【笔记】glibc、maclloc理解1.堆内存管理机制 ptmalloc2

1.堆内存管理机制

ptmalloc2 – glibc

gcc -o mthread mthread.c -lpthread

cat /proc/[线程id]/maps

After malloc and before free in thread/* Per thread arena example. */
#include <stdio.h>
#include <stdlib.h>
#include <pthread.h>
#include <unistd.h>
#include <sys/types.h>

void* threadFunc(void* arg) {
        printf("Before malloc in thread 1\n");
        getchar();
        char* addr = (char*) malloc(1000);
        printf("After malloc and before free in thread 1\n");
        getchar();
        free(addr);
        printf("After free in thread 1\n");
        getchar();
}

int main() {
        pthread_t t1;
        void* s;
        int ret;
        char* addr;

        printf("Welcome to per thread arena example::%d\n",getpid());
        printf("Before malloc in main thread\n");
        getchar();
        addr = (char*) malloc(1000);
        printf("After malloc and before free in main thread\n");
        getchar();
        free(addr);
        printf("After free in main thread\n");
        getchar();
        ret = pthread_create(&t1, NULL, threadFunc, NULL);
        if(ret)
        {
                printf("Thread creation error\n");
                return -1;
        }
        ret = pthread_join(t1, &s);
        if(ret)
        {
                printf("Thread join error\n");
                return -1;
        }
        return 0;
}

1.Before malloc in main thread :

没有 heap segement的

2.After malloc in main thread：

brk系统调用实现。分配堆栈在数据段之上。

3.After free in main thread：

堆空间没释放。由maclloc管理，chunk添加到main arenas的bin。glibc malloc会先尝试从bins中找到一个满足要求的chunk，如果没有才会向操作系统申请新的堆空间。

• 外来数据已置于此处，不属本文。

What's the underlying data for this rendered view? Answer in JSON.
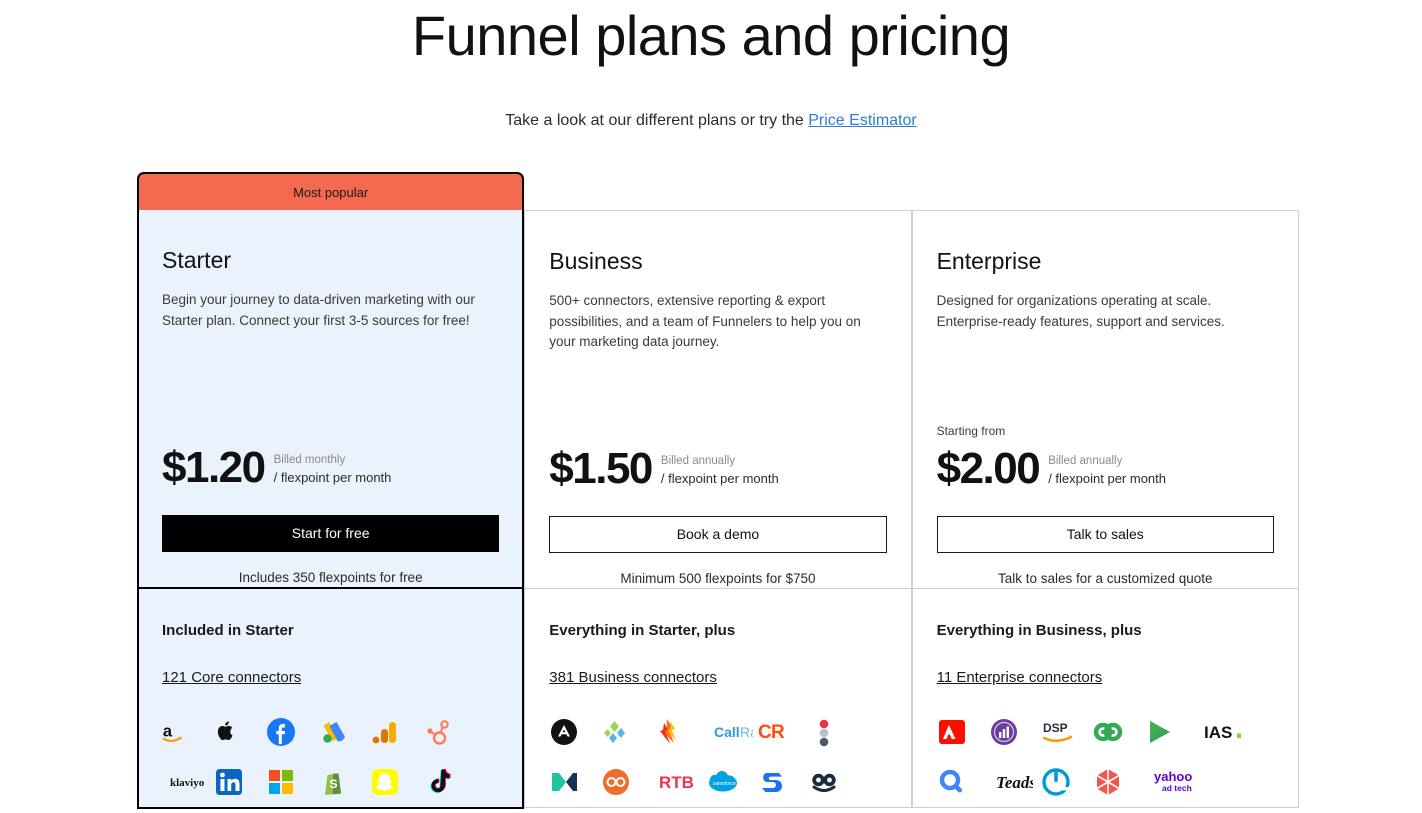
{
  "header": {
    "title": "Funnel plans and pricing",
    "subtitle_prefix": "Take a look at our different plans or try the ",
    "subtitle_link": "Price Estimator",
    "link_color": "#2b7fd4"
  },
  "badge": {
    "most_popular": "Most popular",
    "color": "#f46a50"
  },
  "plans": [
    {
      "id": "starter",
      "featured": true,
      "name": "Starter",
      "description": "Begin your journey to data-driven marketing with our Starter plan. Connect your first 3-5 sources for free!",
      "starting_from": "",
      "price": "$1.20",
      "billed": "Billed monthly",
      "per_unit": "/ flexpoint per month",
      "cta_label": "Start for free",
      "cta_style": "solid",
      "cta_note": "Includes 350 flexpoints for free",
      "included_title": "Included in Starter",
      "connector_link": "121 Core connectors",
      "logos": [
        "amazon",
        "apple",
        "facebook",
        "google-ads",
        "google-analytics",
        "hubspot",
        "klaviyo",
        "linkedin",
        "microsoft",
        "shopify",
        "snapchat",
        "tiktok"
      ]
    },
    {
      "id": "business",
      "featured": false,
      "name": "Business",
      "description": "500+ connectors, extensive reporting & export possibilities, and a team of Funnelers to help you on your marketing data journey.",
      "starting_from": "",
      "price": "$1.50",
      "billed": "Billed annually",
      "per_unit": "/ flexpoint per month",
      "cta_label": "Book a demo",
      "cta_style": "outline",
      "cta_note": "Minimum 500 flexpoints for $750",
      "included_title": "Everything in Starter, plus",
      "connector_link": "381 Business connectors",
      "logos": [
        "adjust",
        "awin",
        "braze",
        "callrail",
        "criteo",
        "dotdigital",
        "mixpanel",
        "outbrain",
        "rtb-house",
        "salesforce",
        "stackadapt",
        "taboola"
      ]
    },
    {
      "id": "enterprise",
      "featured": false,
      "name": "Enterprise",
      "description": "Designed for organizations operating at scale. Enterprise-ready features, support and services.",
      "starting_from": "Starting from",
      "price": "$2.00",
      "billed": "Billed annually",
      "per_unit": "/ flexpoint per month",
      "cta_label": "Talk to sales",
      "cta_style": "outline",
      "cta_note": "Talk to sales for a customized quote",
      "included_title": "Everything in Business, plus",
      "connector_link": "11 Enterprise connectors",
      "logos": [
        "adobe",
        "analytics-purple",
        "amazon-dsp",
        "dv360",
        "google-play",
        "ias",
        "search-ads",
        "teads",
        "the-trade-desk",
        "vidoomy",
        "yahoo-ad-tech",
        ""
      ]
    }
  ]
}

4.Before malloc in thread1：

thread1调用malloc之前，并没有heap segement，但是thread1的栈已经分配完毕。

5.After malloc in thread1：

thread1的heap segment已经分配完毕。同时从这个区域的起始地址可以看出，它并不是通过brk分配的，而是通过mmap分配，因为它的区域为b7500000-b7600000共1MB，并不是同程序的data segment相邻。同时，我们还能看出在这1MB中，根据内存属性分为了2部分：0xb7500000-0xb7520000共132KB大小的空间是可读可写属性；后面的是不可读写属性。原来，这里只有可读写的132KB空间才是thread1的堆空间，即thread1 arena。

2.Arena理解

1.Arena数量限制

For 32 bit systems: Number of arena = 2 * number of cores. For 64 bit systems: Number of arena = 8 * number of cores.

2.多Arean的管理

单核心pc装了32位操作系统，运行多线程app。4线程（1主线程+3用户线程）。

线程个数>arena个数，此时glibc malloc确保4个线程共享3（2*核心数+1=3）个arena。

当main thread首次调用malloc的时候，glibc malloc会直接分配一个main arena，不需要任何附加条件。

当user1和user2 thread首次malloc的时候，glibc malloc会为每个线程创建一个新的thread arena。此时thread和arena是一对一的。

当user3 thread首次maclloc的时候，出现问题了。此时glibc malloc能维护的arena个数已经达到上限，无法在此为user3 thread创建arena，所以需要复用已经分配好的arena。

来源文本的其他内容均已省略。